Czas to pieniądz. To wyświechtane porzekadło nabrało nowej mocy i – w tym konkretnym przypadku – bolesnej dosłowności dla Erwina D., 70-letniego emeryta z bawarskiego miasteczka Selb, który kilka dni temu trafnie skreślił 6 cyfr w niemieckim Lotto-Jackpot.

Uśmiech losu zbiegł się w czasie z rocznicą urodzin herr Erwina. „Pójdę odebrać trafne losowe dokładnie w dzień swoich 70 urodzin.
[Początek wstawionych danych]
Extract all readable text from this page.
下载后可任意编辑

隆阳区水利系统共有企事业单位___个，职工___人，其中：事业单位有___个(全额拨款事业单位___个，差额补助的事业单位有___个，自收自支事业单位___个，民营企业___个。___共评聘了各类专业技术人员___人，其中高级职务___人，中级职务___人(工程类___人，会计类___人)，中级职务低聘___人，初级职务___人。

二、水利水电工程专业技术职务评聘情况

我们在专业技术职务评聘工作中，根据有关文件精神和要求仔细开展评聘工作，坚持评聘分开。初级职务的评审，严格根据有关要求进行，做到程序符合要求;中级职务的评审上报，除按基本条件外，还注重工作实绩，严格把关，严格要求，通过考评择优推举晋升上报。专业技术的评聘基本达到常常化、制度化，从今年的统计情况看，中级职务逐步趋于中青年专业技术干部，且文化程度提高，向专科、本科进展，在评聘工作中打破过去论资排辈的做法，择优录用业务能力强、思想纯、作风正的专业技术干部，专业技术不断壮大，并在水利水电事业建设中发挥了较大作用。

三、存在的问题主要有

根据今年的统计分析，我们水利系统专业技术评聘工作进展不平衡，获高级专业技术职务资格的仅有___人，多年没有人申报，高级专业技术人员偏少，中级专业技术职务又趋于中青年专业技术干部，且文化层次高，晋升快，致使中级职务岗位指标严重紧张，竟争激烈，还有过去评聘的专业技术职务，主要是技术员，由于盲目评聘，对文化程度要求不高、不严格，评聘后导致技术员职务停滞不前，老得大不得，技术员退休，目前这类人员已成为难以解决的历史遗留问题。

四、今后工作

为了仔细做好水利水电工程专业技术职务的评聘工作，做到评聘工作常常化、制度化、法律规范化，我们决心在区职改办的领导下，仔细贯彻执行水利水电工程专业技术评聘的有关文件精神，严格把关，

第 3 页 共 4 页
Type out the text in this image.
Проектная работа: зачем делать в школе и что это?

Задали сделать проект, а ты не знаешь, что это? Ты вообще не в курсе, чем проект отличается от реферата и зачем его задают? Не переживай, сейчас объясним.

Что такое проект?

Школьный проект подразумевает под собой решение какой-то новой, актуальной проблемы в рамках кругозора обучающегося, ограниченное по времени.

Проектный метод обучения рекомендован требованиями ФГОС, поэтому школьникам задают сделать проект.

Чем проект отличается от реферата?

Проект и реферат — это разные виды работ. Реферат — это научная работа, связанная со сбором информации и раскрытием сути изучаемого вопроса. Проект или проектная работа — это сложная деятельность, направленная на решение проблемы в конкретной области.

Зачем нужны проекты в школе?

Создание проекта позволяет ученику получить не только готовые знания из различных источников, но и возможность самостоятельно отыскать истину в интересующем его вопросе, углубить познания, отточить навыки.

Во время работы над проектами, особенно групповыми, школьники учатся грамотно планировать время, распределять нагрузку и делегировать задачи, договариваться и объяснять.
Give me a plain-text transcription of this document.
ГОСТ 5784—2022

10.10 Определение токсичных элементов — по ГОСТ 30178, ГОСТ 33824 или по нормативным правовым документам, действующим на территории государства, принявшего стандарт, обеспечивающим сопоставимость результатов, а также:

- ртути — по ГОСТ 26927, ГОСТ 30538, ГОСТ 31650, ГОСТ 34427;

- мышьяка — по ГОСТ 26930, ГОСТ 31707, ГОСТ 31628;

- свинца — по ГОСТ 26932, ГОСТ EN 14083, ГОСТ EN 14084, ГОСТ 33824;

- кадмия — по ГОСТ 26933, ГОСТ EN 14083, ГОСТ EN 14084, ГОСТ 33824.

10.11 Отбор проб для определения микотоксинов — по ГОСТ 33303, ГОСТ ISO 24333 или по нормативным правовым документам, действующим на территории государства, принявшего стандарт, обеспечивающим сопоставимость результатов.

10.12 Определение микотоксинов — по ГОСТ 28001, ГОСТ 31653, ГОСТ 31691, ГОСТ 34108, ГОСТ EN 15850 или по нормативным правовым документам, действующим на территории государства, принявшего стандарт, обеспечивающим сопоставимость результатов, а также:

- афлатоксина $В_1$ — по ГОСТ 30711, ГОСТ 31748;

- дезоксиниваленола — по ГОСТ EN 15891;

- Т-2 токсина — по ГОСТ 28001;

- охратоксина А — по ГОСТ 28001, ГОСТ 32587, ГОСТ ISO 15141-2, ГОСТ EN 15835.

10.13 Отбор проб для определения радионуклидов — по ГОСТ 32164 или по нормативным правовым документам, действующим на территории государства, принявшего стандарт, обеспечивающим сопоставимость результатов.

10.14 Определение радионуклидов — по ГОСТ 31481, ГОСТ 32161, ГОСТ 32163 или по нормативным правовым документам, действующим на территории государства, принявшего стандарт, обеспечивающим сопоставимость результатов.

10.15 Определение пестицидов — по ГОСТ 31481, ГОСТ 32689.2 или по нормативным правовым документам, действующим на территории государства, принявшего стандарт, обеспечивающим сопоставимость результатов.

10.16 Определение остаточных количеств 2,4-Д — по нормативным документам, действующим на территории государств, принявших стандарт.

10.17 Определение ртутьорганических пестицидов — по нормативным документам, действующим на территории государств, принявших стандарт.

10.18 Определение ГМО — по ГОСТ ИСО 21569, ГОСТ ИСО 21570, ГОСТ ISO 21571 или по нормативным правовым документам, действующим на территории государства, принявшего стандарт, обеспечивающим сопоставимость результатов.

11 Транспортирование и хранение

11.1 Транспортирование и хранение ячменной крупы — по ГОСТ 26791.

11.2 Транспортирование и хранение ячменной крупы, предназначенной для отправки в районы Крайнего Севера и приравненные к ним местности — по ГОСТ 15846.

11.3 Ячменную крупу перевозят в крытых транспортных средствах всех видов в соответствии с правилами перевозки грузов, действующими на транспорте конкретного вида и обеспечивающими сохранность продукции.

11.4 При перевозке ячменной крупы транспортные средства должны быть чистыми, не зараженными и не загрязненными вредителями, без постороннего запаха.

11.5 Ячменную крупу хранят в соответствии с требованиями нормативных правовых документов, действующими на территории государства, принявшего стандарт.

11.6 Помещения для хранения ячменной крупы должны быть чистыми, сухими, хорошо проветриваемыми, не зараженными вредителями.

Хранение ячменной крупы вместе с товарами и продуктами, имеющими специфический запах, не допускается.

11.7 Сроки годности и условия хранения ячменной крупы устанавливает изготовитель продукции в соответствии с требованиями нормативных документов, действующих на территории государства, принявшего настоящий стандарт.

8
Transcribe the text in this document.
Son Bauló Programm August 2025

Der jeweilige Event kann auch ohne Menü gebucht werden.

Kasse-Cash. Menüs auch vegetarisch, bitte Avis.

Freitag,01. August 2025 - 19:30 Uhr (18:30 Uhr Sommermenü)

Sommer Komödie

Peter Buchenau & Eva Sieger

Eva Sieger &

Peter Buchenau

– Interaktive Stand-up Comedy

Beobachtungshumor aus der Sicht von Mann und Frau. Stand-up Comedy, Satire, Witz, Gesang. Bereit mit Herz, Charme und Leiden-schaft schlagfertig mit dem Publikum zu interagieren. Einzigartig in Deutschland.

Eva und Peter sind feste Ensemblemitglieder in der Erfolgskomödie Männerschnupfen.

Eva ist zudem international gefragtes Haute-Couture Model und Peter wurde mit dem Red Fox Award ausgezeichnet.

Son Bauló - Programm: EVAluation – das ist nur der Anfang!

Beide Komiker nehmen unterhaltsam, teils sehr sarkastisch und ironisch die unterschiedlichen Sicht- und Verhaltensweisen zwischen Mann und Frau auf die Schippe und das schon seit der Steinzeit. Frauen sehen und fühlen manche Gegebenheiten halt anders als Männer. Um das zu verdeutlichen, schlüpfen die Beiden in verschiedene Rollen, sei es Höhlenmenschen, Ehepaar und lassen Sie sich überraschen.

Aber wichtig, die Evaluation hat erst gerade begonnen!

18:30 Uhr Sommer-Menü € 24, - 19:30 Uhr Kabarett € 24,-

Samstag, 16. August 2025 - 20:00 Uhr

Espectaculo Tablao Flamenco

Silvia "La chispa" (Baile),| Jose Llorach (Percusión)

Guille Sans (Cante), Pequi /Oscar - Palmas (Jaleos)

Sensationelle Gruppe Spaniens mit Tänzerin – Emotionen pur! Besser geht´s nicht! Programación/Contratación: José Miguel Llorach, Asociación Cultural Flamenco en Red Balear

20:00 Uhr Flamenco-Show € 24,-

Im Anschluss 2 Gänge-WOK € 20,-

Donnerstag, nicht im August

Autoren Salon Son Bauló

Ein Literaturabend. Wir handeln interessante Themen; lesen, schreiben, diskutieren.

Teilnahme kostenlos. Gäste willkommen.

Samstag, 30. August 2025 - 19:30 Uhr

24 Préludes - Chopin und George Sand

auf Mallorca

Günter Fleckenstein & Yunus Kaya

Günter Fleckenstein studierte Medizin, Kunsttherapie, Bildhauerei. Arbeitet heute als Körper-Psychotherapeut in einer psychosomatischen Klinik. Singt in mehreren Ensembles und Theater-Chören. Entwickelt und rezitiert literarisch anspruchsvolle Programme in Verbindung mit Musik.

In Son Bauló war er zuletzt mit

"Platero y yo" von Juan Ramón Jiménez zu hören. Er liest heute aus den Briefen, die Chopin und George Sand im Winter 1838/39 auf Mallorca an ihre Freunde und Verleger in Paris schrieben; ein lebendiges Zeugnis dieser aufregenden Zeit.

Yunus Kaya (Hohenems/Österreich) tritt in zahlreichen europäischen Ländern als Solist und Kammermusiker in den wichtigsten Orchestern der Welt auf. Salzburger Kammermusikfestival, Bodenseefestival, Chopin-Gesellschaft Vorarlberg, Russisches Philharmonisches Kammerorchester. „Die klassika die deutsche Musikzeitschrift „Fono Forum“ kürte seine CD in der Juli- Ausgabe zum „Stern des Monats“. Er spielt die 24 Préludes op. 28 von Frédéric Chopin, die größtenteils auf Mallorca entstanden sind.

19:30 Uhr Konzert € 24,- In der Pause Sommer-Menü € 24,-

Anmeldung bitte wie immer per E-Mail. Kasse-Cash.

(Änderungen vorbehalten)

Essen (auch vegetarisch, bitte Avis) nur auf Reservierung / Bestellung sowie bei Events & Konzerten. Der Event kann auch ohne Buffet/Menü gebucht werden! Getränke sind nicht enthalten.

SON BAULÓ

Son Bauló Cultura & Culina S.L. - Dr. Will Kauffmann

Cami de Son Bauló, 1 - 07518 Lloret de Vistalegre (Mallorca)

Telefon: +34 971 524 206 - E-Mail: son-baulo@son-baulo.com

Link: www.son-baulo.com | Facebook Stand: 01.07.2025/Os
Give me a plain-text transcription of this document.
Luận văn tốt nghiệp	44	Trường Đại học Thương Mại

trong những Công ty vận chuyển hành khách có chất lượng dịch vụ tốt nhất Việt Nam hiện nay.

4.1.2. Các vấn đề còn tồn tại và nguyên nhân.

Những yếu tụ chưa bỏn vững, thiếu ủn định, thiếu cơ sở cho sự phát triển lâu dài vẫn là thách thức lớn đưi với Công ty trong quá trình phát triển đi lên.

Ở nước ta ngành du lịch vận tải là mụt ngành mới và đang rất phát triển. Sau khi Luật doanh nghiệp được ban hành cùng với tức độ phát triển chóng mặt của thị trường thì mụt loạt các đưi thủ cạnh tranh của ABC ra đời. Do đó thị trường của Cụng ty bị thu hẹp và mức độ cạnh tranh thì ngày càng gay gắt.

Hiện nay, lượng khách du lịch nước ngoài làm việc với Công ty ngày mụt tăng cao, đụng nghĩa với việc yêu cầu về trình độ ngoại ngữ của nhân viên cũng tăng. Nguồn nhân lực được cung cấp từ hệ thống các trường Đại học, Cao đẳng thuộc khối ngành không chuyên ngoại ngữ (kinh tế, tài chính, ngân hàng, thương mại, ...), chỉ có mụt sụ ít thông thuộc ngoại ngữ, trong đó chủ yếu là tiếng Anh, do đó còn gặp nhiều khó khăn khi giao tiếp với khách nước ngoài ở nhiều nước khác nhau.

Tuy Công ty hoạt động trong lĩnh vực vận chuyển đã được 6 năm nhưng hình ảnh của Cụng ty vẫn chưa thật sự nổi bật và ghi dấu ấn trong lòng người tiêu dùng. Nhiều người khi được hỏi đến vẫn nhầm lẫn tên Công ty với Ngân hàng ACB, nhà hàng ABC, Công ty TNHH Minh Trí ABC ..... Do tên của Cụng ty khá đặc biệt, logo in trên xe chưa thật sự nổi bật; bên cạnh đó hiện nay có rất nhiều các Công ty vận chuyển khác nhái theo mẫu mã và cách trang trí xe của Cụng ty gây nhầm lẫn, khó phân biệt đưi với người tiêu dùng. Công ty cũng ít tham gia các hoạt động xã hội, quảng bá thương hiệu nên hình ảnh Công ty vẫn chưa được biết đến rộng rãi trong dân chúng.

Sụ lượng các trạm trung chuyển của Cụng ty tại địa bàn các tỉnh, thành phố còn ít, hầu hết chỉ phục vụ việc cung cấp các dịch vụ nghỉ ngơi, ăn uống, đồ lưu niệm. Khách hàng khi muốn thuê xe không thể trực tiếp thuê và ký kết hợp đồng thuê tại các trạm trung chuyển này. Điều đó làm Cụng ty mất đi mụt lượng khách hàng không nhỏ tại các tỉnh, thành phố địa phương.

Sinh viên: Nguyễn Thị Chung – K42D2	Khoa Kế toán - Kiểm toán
To będzie dopiero prezent!”. Nie mówię, że to dokładnie pomyślał sobie fartowny emeryt z Selb.Może pomyślał właśnie to, może coś zupełnie innego, a może ze szczęścia padło mu na wszystkie zmysły i w ogóle o niczym nie myślał.

Tak czy siak, do kolektury udał się dopiero po kilku dniach, właśnie w dniu swoich 70. urodzin. Komu wystarcza wyobraźni, niechaj wyobrazi sobie uszczęśliwionego starszego dżentelmena, który drżącymi z emocji rękami kładzie na ladzie swój kupon z sześcioma trafnie skreślonymi cyferkami, niech wyobrazi sobie jego rozpromienione oblicze oraz to, co stało się z tym obliczem i jak ono wyglądało w chwili, gdy sympatyczny pan czy miła pani z kolektury uśmiechnęła się do Erwina D, a następnie powiedział/a, że wszystko się zgadza, lecz niestety, jakżeż mi przykro, dokładnie 31 minut temu upłynął czas, w którym szczęśliwiec zgodnie z regulaminem mógł odebrać swój dar od Fortuny. 8 milionów 900 tysięcy euro, czyli ponad 38 milionów złotych, czyli 7 domów z basenem na Lazurowym Wybrzeżu, albo 38 ponad 100-metrowych apartamentów w Wilanowie, albo 17 Lamborghini Aventador.

Gdyby nie miał żadnych potrzeb lokalowych czy motoryzacyjnych, to z bankowych odsetek mógłby mieć równowartość ok. 5 tysięcy złotych dziennie na jedzenie, picie i viagrę. Tyle przeleciało emerytowi z bawarskiego Selb Erwinowi D. koło nosa przez głupie 31 minut spóźnienia. Szanujmy czas, bo nawet przychylny Los odwraca się od tych, którzy go marnotrawią.